Higher latitudes are the domain of extratropical cyclones, very large low pressure systems that produce rapid changes in temperature and moisture. So far, the most powerful extratropical cyclone of 2025 has been Storm Éowyn, which hit Ireland, Great Britain and Norway on January 24 and 25 (Section 2.5). Éowyn set a new record for the highest wind speed ever observed in Ireland and was the most intense cyclone (as measured by minimum air pressure) to affect the British Isles since the winter of 1959/60. Wind damage cut power to more than one million people, but damage would have been undoubtedly worse had the storm coincided with high tides or followed a path closer to Belfast or Dublin.
The long reach of seismic waves
Sudden movements of the Earth’s surface do not occur as commonly as weather-related hazards. Even so, their effects cannot be overlooked, particularly because of their potential to cause significant damage at distance.
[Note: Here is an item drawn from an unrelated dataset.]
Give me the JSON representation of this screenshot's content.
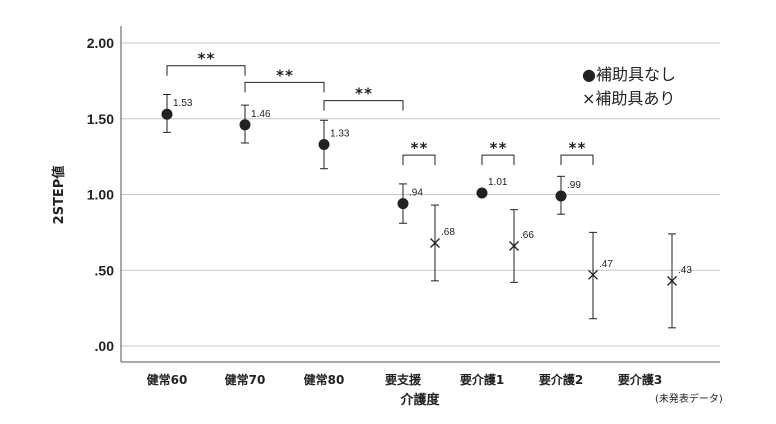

The Mw 7.7 earthquake that struck Myanmar on March 28 caused the deaths of more than 5,000 people, making it the deadliest seismic event to affect the country since 1930 (Section 2.6). The earthquake also triggered strong shaking in Bangkok, Thailand, more than 1,000 kilometers from the epicenter, and led to the sudden collapse of a 30-story tower still under construction. This long-distance catastrophe provides a stark reminder of the importance of adopting a broad geographic perspective to risk assessments and understanding how local geology can amplify the effects of remote earthquakes.
On the horizon
Science-based assessments of natural catastrophes allow us to understand the causes of hurricanes, earthquakes, hailstorms, and other major perils, and anticipate correctly their likely and potential impacts. For some perils, we can also use what we know about crucial antecedent conditions to predict their behavior three to six months in advance (or longer).
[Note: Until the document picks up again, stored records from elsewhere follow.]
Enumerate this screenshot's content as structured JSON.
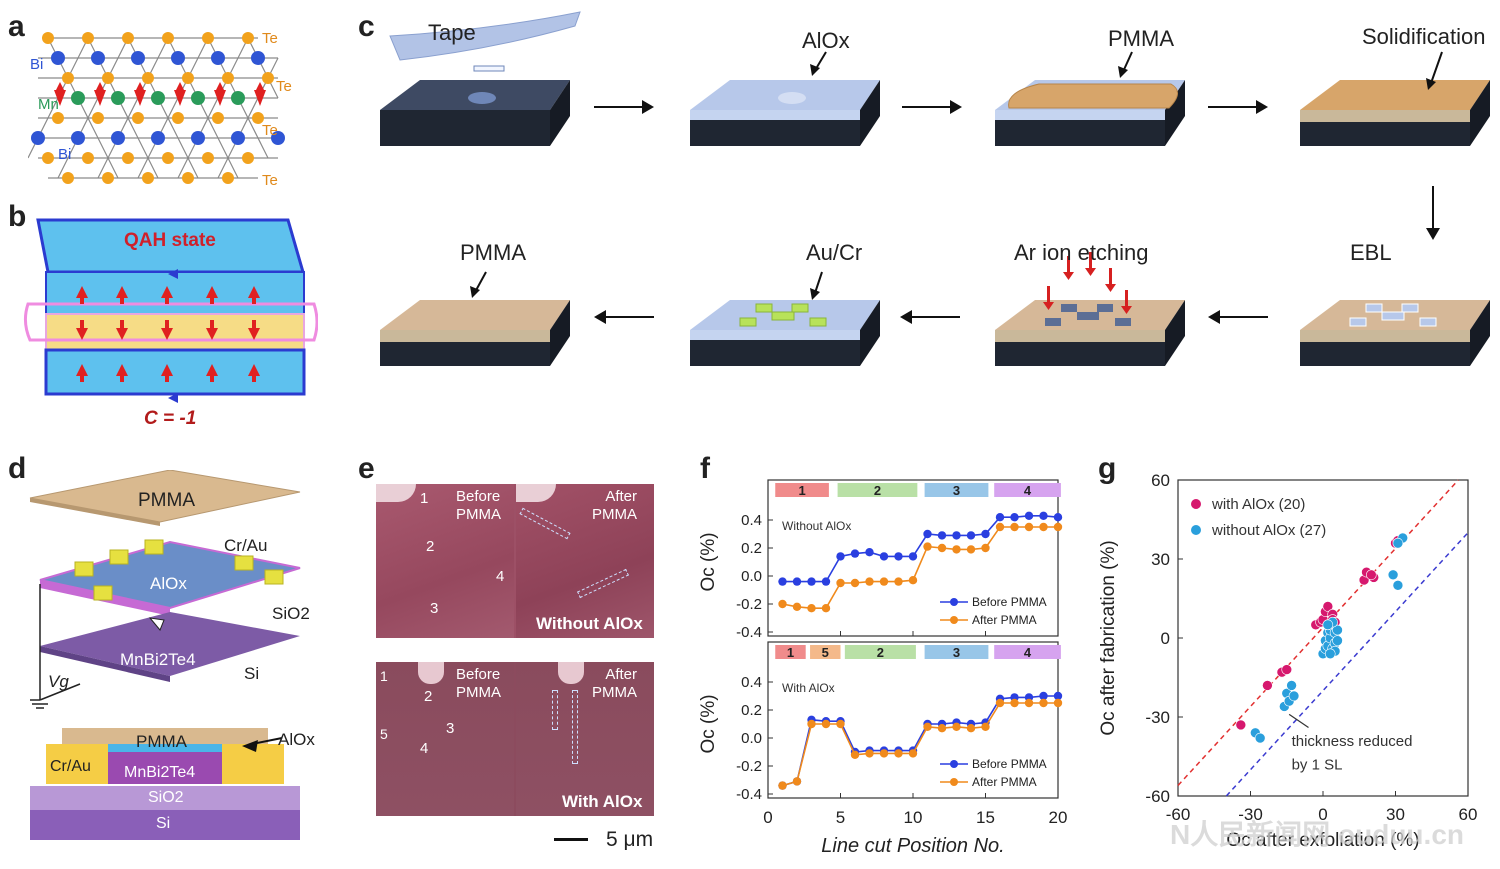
{
  "panels": {
    "a": "a",
    "b": "b",
    "c": "c",
    "d": "d",
    "e": "e",
    "f": "f",
    "g": "g"
  },
  "panel_a": {
    "atoms": {
      "bi_top": "Bi",
      "mn": "Mn",
      "bi_bottom": "Bi",
      "te1": "Te",
      "te2": "Te",
      "te3": "Te",
      "te4": "Te"
    }
  },
  "panel_b": {
    "title": "QAH state",
    "chern": "C = -1"
  },
  "panel_c": {
    "steps": [
      "Tape",
      "AlOx",
      "PMMA",
      "Solidification",
      "EBL",
      "Ar ion etching",
      "Au/Cr",
      "PMMA"
    ],
    "colors": {
      "substrate": "#2c3440",
      "alox": "#b7c8ea",
      "pmma": "#d7a56a",
      "contact": "#b8e25a",
      "etch_arrow": "#d62020"
    }
  },
  "panel_d": {
    "pmma": "PMMA",
    "crau": "Cr/Au",
    "alox": "AlOx",
    "sio2": "SiO2",
    "mnbite": "MnBi2Te4",
    "si": "Si",
    "vg": "Vg",
    "cross": {
      "pmma": "PMMA",
      "alox": "AlOx",
      "crau": "Cr/Au",
      "mnbite": "MnBi2Te4",
      "sio2": "SiO2",
      "si": "Si"
    }
  },
  "panel_e": {
    "before": "Before\nPMMA",
    "after": "After\nPMMA",
    "without": "Without AlOx",
    "with": "With AlOx",
    "scale": "5 μm",
    "top_nums": [
      "1",
      "2",
      "3",
      "4"
    ],
    "bottom_nums": [
      "1",
      "2",
      "3",
      "4",
      "5"
    ]
  },
  "panel_f": {
    "xlabel": "Line cut Position No.",
    "ylabel": "Oc (%)",
    "top_note": "Without AlOx",
    "bottom_note": "With AlOx",
    "legend_before": "Before PMMA",
    "legend_after": "After PMMA",
    "colors": {
      "before": "#2a3fe0",
      "after": "#f08a1c"
    }
  },
  "panel_g": {
    "xlabel": "Oc after exfoliation (%)",
    "ylabel": "Oc after fabrication (%)",
    "legend_with": "with AlOx (20)",
    "legend_without": "without AlOx (27)",
    "annotation": "thickness reduced\nby 1 SL",
    "watermark": "N人民新闻网 ouduu.cn",
    "colors": {
      "with": "#d6186e",
      "without": "#2a9fdc",
      "red_line": "#e23030",
      "blue_line": "#3b3bd0"
    }
  },
  "chart_data": [
    {
      "type": "line",
      "title": "Without AlOx",
      "x": [
        1,
        2,
        3,
        4,
        5,
        6,
        7,
        8,
        9,
        10,
        11,
        12,
        13,
        14,
        15,
        16,
        17,
        18,
        19,
        20
      ],
      "xlim": [
        0,
        20
      ],
      "ylim": [
        -0.4,
        0.5
      ],
      "xticks": [
        0,
        5,
        10,
        15,
        20
      ],
      "yticks": [
        -0.4,
        -0.2,
        0.0,
        0.2,
        0.4
      ],
      "regions": [
        {
          "label": "1",
          "from": 0.5,
          "to": 4.2,
          "color": "#f08b8b"
        },
        {
          "label": "2",
          "from": 4.8,
          "to": 10.3,
          "color": "#b9e0a6"
        },
        {
          "label": "3",
          "from": 10.8,
          "to": 15.2,
          "color": "#98c6e8"
        },
        {
          "label": "4",
          "from": 15.6,
          "to": 20.2,
          "color": "#d6a3ef"
        }
      ],
      "series": [
        {
          "name": "Before PMMA",
          "values": [
            -0.04,
            -0.04,
            -0.04,
            -0.04,
            0.14,
            0.16,
            0.17,
            0.14,
            0.14,
            0.14,
            0.3,
            0.29,
            0.29,
            0.29,
            0.3,
            0.42,
            0.42,
            0.43,
            0.43,
            0.42
          ]
        },
        {
          "name": "After PMMA",
          "values": [
            -0.2,
            -0.22,
            -0.23,
            -0.23,
            -0.05,
            -0.05,
            -0.04,
            -0.04,
            -0.04,
            -0.03,
            0.21,
            0.2,
            0.19,
            0.19,
            0.2,
            0.35,
            0.35,
            0.35,
            0.35,
            0.35
          ]
        }
      ]
    },
    {
      "type": "line",
      "title": "With AlOx",
      "x": [
        1,
        2,
        3,
        4,
        5,
        6,
        7,
        8,
        9,
        10,
        11,
        12,
        13,
        14,
        15,
        16,
        17,
        18,
        19,
        20
      ],
      "xlim": [
        0,
        20
      ],
      "ylim": [
        -0.4,
        0.5
      ],
      "xticks": [
        0,
        5,
        10,
        15,
        20
      ],
      "yticks": [
        -0.4,
        -0.2,
        0.0,
        0.2,
        0.4
      ],
      "regions": [
        {
          "label": "1",
          "from": 0.5,
          "to": 2.6,
          "color": "#f08b8b"
        },
        {
          "label": "5",
          "from": 2.9,
          "to": 5.0,
          "color": "#f4b98a"
        },
        {
          "label": "2",
          "from": 5.3,
          "to": 10.2,
          "color": "#b9e0a6"
        },
        {
          "label": "3",
          "from": 10.8,
          "to": 15.2,
          "color": "#98c6e8"
        },
        {
          "label": "4",
          "from": 15.6,
          "to": 20.2,
          "color": "#d6a3ef"
        }
      ],
      "series": [
        {
          "name": "Before PMMA",
          "values": [
            -0.34,
            -0.31,
            0.13,
            0.12,
            0.12,
            -0.1,
            -0.09,
            -0.09,
            -0.09,
            -0.09,
            0.1,
            0.1,
            0.11,
            0.1,
            0.11,
            0.28,
            0.29,
            0.29,
            0.3,
            0.3
          ]
        },
        {
          "name": "After PMMA",
          "values": [
            -0.34,
            -0.31,
            0.1,
            0.1,
            0.1,
            -0.12,
            -0.11,
            -0.11,
            -0.11,
            -0.11,
            0.08,
            0.07,
            0.08,
            0.07,
            0.08,
            0.25,
            0.25,
            0.25,
            0.25,
            0.25
          ]
        }
      ]
    },
    {
      "type": "scatter",
      "xlim": [
        -60,
        60
      ],
      "ylim": [
        -60,
        60
      ],
      "xticks": [
        -60,
        -30,
        0,
        30,
        60
      ],
      "yticks": [
        -60,
        -30,
        0,
        30,
        60
      ],
      "series": [
        {
          "name": "with AlOx (20)",
          "points": [
            [
              -34,
              -33
            ],
            [
              -23,
              -18
            ],
            [
              -17,
              -13
            ],
            [
              -15,
              -12
            ],
            [
              -3,
              5
            ],
            [
              -1,
              6
            ],
            [
              0,
              7
            ],
            [
              2,
              5
            ],
            [
              1,
              10
            ],
            [
              2,
              12
            ],
            [
              4,
              9
            ],
            [
              4,
              7
            ],
            [
              3,
              4
            ],
            [
              5,
              6
            ],
            [
              17,
              22
            ],
            [
              18,
              25
            ],
            [
              21,
              23
            ],
            [
              20,
              24
            ],
            [
              30,
              36
            ],
            [
              31,
              37
            ]
          ]
        },
        {
          "name": "without AlOx (27)",
          "points": [
            [
              -28,
              -36
            ],
            [
              -26,
              -38
            ],
            [
              -16,
              -26
            ],
            [
              -15,
              -21
            ],
            [
              -14,
              -24
            ],
            [
              -13,
              -18
            ],
            [
              -12,
              -22
            ],
            [
              0,
              -6
            ],
            [
              1,
              -4
            ],
            [
              1,
              -1
            ],
            [
              2,
              2
            ],
            [
              2,
              -3
            ],
            [
              3,
              0
            ],
            [
              3,
              3
            ],
            [
              4,
              -4
            ],
            [
              5,
              -2
            ],
            [
              5,
              2
            ],
            [
              6,
              -1
            ],
            [
              6,
              3
            ],
            [
              4,
              6
            ],
            [
              2,
              5
            ],
            [
              5,
              -5
            ],
            [
              3,
              -6
            ],
            [
              29,
              24
            ],
            [
              31,
              20
            ],
            [
              33,
              38
            ],
            [
              31,
              36
            ]
          ]
        }
      ],
      "lines": [
        {
          "name": "red dashed",
          "slope": 1,
          "intercept": 4
        },
        {
          "name": "blue dashed",
          "slope": 1,
          "intercept": -20
        }
      ]
    }
  ]
}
The latest forecasts for hurricane activity in the North Atlantic expect 2025 to deliver another stormy season (Section 3.1). The temperature of the North Atlantic is not quite as exceptionally hot as it was last year, but most forecasting groups still expect between 7 and 9 hurricanes (and either 3 or 4 major hurricanes) to spin up before the end of November. But as Dr. James Done (National Center for Atmospheric Research) notes in his Outlook article, because our ability to predict landfall rates or location — which are ultimately more relevant to insured losses or economic damages than storm counts — is still limited, we should exercise caution when attempting to predict the overall character of the upcoming hurricane season.
Fortunately, the science community has enjoyed good success in predicting the future behavior of the Pacific Ocean several months in advance. In Section 3.2, Professor Pedro DiNezio (University of Colorado Boulder) offers their advice on how to take the greatest advantage from El Niño and La Niña forecasts. These insights are particularly relevant for risk managers focused on tropical regions in Asia and the Americas, where the connection between local weather and both El Niño and La Niña are stronger and more reliable from year to year.